Evangelion takes this impulse further, with Shinji and his ‘harem’ of girl and women figures. There are multiple frames of reference for romantic solutions, yet none of them is particularly convincing or long lasting. Still, it all happens in relation to the dispersed maternal body, and so maybe there is a girl for Shinji after all…
She the Ultimate Weapon: Chise and Shûji strive to maintain their relationship, despite the fact that she is a military weapon, and the world is coming to an end. They even try to escape and live ‘normal’ lives. In the end, however, they cannot escape, and the girl who is not one manages to save only one human, her boyfriend Shûji. The world has indeed been destroyed, but she provides a sort of shelter in which he lives on, the last man. In other words, he has truly succeeded at ‘being one,’ while she is entirely ‘not one,’ but what Saitô posits as a natural male-female asymmetry can only be sustained under the most extreme conditions of total war and planetary destruction.
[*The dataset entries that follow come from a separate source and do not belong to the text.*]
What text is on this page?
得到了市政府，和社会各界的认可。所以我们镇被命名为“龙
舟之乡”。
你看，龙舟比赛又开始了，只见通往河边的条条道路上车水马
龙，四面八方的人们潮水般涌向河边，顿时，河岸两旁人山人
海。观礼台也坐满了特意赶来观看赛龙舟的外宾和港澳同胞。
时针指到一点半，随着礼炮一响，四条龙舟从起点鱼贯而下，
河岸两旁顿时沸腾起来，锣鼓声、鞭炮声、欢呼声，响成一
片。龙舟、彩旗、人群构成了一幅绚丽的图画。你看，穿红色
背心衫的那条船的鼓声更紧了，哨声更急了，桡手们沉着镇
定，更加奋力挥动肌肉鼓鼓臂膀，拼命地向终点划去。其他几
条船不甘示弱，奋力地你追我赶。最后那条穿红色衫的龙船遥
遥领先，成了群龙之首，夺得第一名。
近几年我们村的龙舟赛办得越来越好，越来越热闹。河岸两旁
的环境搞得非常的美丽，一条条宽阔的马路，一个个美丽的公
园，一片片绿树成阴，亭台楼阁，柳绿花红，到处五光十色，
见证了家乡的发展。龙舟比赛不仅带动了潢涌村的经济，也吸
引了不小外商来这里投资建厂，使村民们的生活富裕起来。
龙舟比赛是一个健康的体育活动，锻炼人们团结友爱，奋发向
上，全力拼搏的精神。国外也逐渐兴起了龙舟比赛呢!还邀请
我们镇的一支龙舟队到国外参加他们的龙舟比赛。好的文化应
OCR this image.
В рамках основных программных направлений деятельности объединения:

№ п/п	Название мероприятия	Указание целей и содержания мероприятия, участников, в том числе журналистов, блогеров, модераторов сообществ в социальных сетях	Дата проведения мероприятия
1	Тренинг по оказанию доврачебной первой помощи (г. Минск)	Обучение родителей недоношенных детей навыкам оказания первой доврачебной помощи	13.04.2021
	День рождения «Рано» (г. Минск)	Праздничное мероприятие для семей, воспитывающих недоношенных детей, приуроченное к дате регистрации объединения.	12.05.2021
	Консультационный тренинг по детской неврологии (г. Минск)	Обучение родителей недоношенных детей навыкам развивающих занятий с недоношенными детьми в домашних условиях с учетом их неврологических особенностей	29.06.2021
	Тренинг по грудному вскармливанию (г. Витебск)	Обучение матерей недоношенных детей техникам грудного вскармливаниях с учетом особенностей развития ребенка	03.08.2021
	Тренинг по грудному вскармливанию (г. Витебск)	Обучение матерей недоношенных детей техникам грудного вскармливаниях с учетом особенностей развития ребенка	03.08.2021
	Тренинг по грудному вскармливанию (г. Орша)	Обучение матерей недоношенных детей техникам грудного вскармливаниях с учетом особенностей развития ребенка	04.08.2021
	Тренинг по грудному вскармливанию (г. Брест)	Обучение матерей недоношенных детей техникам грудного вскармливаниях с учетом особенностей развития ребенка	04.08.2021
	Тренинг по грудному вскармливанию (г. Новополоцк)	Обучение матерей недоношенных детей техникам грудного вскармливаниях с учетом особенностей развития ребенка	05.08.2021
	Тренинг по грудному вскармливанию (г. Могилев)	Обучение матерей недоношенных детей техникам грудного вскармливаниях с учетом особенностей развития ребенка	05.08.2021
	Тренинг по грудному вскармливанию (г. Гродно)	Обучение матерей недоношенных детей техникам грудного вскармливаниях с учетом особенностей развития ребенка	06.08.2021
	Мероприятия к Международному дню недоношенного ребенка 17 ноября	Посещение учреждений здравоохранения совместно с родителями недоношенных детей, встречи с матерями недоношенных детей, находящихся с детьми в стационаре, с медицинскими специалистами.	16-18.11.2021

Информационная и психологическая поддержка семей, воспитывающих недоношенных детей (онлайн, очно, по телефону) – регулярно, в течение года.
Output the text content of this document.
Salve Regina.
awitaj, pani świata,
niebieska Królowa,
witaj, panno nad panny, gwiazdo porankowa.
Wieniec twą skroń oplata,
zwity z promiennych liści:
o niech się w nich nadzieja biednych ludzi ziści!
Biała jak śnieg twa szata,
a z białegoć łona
Suzumiya Haruhi: Although Kyon has a soft-porn-style attraction to Asahina Mikuru (whom Haruhi is always dressing as if to attract his attention), the series makes clear that Haruhi has chosen him, a regular guy. As such, although Haruhi is apparently in control of everything, she doesn’t know that she is. And she cannot be allowed to know. Kyon does like her, but it’s tough to get past her bossiness. But she is his object. In other words, with his post-noir ironic narrative voice, Kyon seems able to be one, to be the only one who is in fact not configured in advance as stretched across space and time in weird ways. Haruhi is definitely not one. And at moments of extreme danger, when the world is about to end, Kyon and Haruhi kiss, and their moment of romantic resolution appears to save the world — for now. Would the world really end if boys do not manage to ‘be one,’ and girls do remain content to ‘be not one’?
Whether you ultimately agree with psychoanalytic theory or not, you should understand that these are the sorts of questions that it allows you to pose of gender and sexuality. And because manga and anime are so fond of the ‘girl who is not one,’ the resonance with psychoanalytic theory can’t be avoided.
But, as we’ll see in the next chapter, even though it is possible to read these anime in terms of this basic structural tendency (boy >> one; girl >> not one), these scenarios are getting more and more twisted, outlandish, and perverse. The question then is, can twisting the structure move you beyond it?